The answer is complicated. By pushing books that fit into specific, marketable genres, publishers make it increasingly difficult to find information or buzz around books that do not align with the popular conventions of romantasy or ‘new adult’ (an emerging genre aimed at those aged between 18-25). The same titles are advertised repeatedly, along with so-called ‘hidden gems’ – such as Rebecca by Daphne du Maurier – that are anything but ‘hidden’. As with many internet communities, there comes a pressure to outdo others: bulk-buying, binge-reading and reading challenges are often used as methods to boast about the number of books you have read in a year. This reduces reading to a kind of performative competition rather than a passion or intellectual hobby.
Writers, in turn, are pressured to use BookTok to gain attention for their work, something antithetical to creativity and daring. That social media is used to market books is nothing new; but many new authors must now sell their work in the most palatable ways for new readers, prescribing to the niche tropes and genres that gain the most buzz online. This can come across as insincere, suggesting that they have written with the algorithm in mind. Plus, it’s hard to tell whether some books are being written for creative purposes or to slot into BookTok’s algorithm-friendly content. Books that do not employ popular, BookTok-endorsed tropes aren’t awarded with as much promotion or attention as those that do. As a result, our bookstores and shelves are filling up with tropified novels and popular works that picked for us by BookTok users.

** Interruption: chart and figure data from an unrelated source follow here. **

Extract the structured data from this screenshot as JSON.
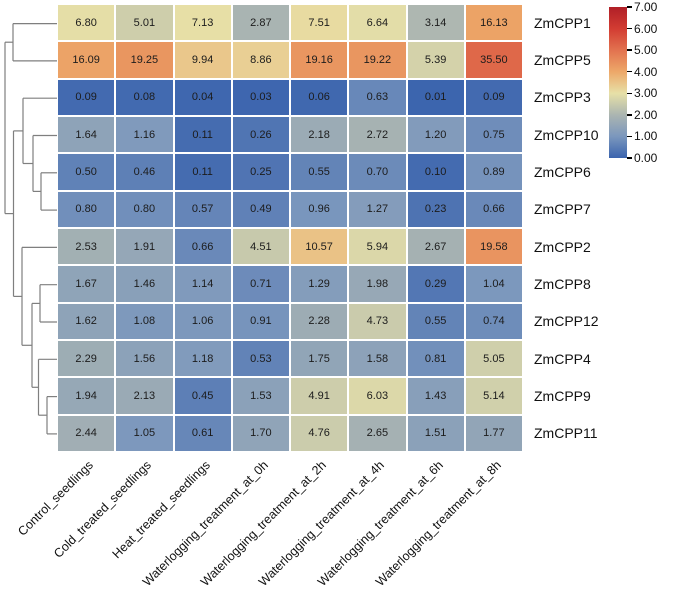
{
  "chart_data": {
    "type": "heatmap",
    "rows": [
      "ZmCPP1",
      "ZmCPP5",
      "ZmCPP3",
      "ZmCPP10",
      "ZmCPP6",
      "ZmCPP7",
      "ZmCPP2",
      "ZmCPP8",
      "ZmCPP12",
      "ZmCPP4",
      "ZmCPP9",
      "ZmCPP11"
    ],
    "columns": [
      "Control_seedlings",
      "Cold_treated_seedlings",
      "Heat_treated_seedlings",
      "Waterlogging_treatment_at_0h",
      "Waterlogging_treatment_at_2h",
      "Waterlogging_treatment_at_4h",
      "Waterlogging_treatment_at_6h",
      "Waterlogging_treatment_at_8h"
    ],
    "values": [
      [
        6.8,
        5.01,
        7.13,
        2.87,
        7.51,
        6.64,
        3.14,
        16.13
      ],
      [
        16.09,
        19.25,
        9.94,
        8.86,
        19.16,
        19.22,
        5.39,
        35.5
      ],
      [
        0.09,
        0.08,
        0.04,
        0.03,
        0.06,
        0.63,
        0.01,
        0.09
      ],
      [
        1.64,
        1.16,
        0.11,
        0.26,
        2.18,
        2.72,
        1.2,
        0.75
      ],
      [
        0.5,
        0.46,
        0.11,
        0.25,
        0.55,
        0.7,
        0.1,
        0.89
      ],
      [
        0.8,
        0.8,
        0.57,
        0.49,
        0.96,
        1.27,
        0.23,
        0.66
      ],
      [
        2.53,
        1.91,
        0.66,
        4.51,
        10.57,
        5.94,
        2.67,
        19.58
      ],
      [
        1.67,
        1.46,
        1.14,
        0.71,
        1.29,
        1.98,
        0.29,
        1.04
      ],
      [
        1.62,
        1.08,
        1.06,
        0.91,
        2.28,
        4.73,
        0.55,
        0.74
      ],
      [
        2.29,
        1.56,
        1.18,
        0.53,
        1.75,
        1.58,
        0.81,
        5.05
      ],
      [
        1.94,
        2.13,
        0.45,
        1.53,
        4.91,
        6.03,
        1.43,
        5.14
      ],
      [
        2.44,
        1.05,
        0.61,
        1.7,
        4.76,
        2.65,
        1.51,
        1.77
      ]
    ],
    "value_decimals": 2,
    "color_scale": {
      "min": 0,
      "max": 7,
      "transform": "log2(value+1)",
      "tick_values": [
        7,
        6,
        5,
        4,
        3,
        2,
        1,
        0
      ],
      "tick_labels": [
        "7.00",
        "6.00",
        "5.00",
        "4.00",
        "3.00",
        "2.00",
        "1.00",
        "0.00"
      ],
      "gradient_stops": [
        "#3b64ae",
        "#7b97bd",
        "#abb5b1",
        "#e7e0a7",
        "#eda869",
        "#e2724f",
        "#d23c32",
        "#b01f27"
      ]
    },
    "dendrogram_segments": [
      [
        13,
        23.6,
        57,
        23.6
      ],
      [
        13,
        60.9,
        57,
        60.9
      ],
      [
        13,
        23.6,
        13,
        60.9
      ],
      [
        5,
        42.2,
        13,
        42.2
      ],
      [
        5,
        42.2,
        5,
        213.6
      ],
      [
        5,
        213.6,
        13.5,
        213.6
      ],
      [
        13.5,
        130.9,
        13.5,
        296.4
      ],
      [
        13.5,
        130.9,
        23,
        130.9
      ],
      [
        23,
        98.2,
        57,
        98.2
      ],
      [
        23,
        98.2,
        23,
        163.5
      ],
      [
        23,
        163.5,
        33,
        163.5
      ],
      [
        33,
        135.5,
        33,
        191.4
      ],
      [
        33,
        135.5,
        57,
        135.5
      ],
      [
        33,
        191.4,
        41,
        191.4
      ],
      [
        41,
        172.8,
        41,
        210.1
      ],
      [
        41,
        172.8,
        57,
        172.8
      ],
      [
        41,
        210.1,
        57,
        210.1
      ],
      [
        13.5,
        296.4,
        22,
        296.4
      ],
      [
        22,
        247.4,
        57,
        247.4
      ],
      [
        22,
        247.4,
        22,
        345.3
      ],
      [
        22,
        345.3,
        32,
        345.3
      ],
      [
        32,
        303.4,
        32,
        387.3
      ],
      [
        32,
        303.4,
        40,
        303.4
      ],
      [
        40,
        284.7,
        40,
        322.0
      ],
      [
        40,
        284.7,
        57,
        284.7
      ],
      [
        40,
        322.0,
        57,
        322.0
      ],
      [
        32,
        387.3,
        38.5,
        387.3
      ],
      [
        38.5,
        359.3,
        38.5,
        415.2
      ],
      [
        38.5,
        359.3,
        57,
        359.3
      ],
      [
        38.5,
        415.2,
        47,
        415.2
      ],
      [
        47,
        396.6,
        47,
        433.9
      ],
      [
        47,
        396.6,
        57,
        396.6
      ],
      [
        47,
        433.9,
        57,
        433.9
      ]
    ]
  },
  "colors": {
    "background": "#ffffff",
    "cell_border": "#ffffff",
    "dendrogram_line": "#7f7f7f",
    "text": "#111111"
  }
}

But all is not lost – breaking from the chains of traditional BookTok recommendations is possible. Many online users encourage reading widely and emphasise the importance of reading as an intellectual movement. They promote titles that are perhaps not algorithm friendly, but still incredibly enjoyable reads – such as Colin Walsh’s Kala, a fantastic thriller that does not get much online attention, albeit from some smaller creators. If, however, one still longs for online alternatives to BookTok, there are popular online book clubs that champion authors of lesser known works, like Dua Lipa’s Service95 book club or Kaia Gerber’s Library Science, both featuring among other things interview authors on their writing process. Recommendations can also be found in YouTube videos and blogs on Substack providing in-depth analysis of novels.
I find that word of mouth remains the most reliable way to discover books worth reading, especially when talking to people who share similar tastes and sensibilities. Even discussing books with somebody who gravitates toward genres you’re not used to ensures that you come upon texts you would never have considered independently and might end up broadening your perspective. It’s easy to dismiss algorithm-driven recommendations, but it’s equally easy to disregard genuine human curation that happens to challenge your existing preferences.
But whether they happen on TikTok, in book clubs or over coffee, encouraging conversations about reading may be the most powerful tool we have against an increasingly ‘post-literate’ world. These discussions keep books culturally alive, reminding us that reading isn’t a solitary act of consumption but a shared experience that sustains intellectual curiosity in an age of distraction.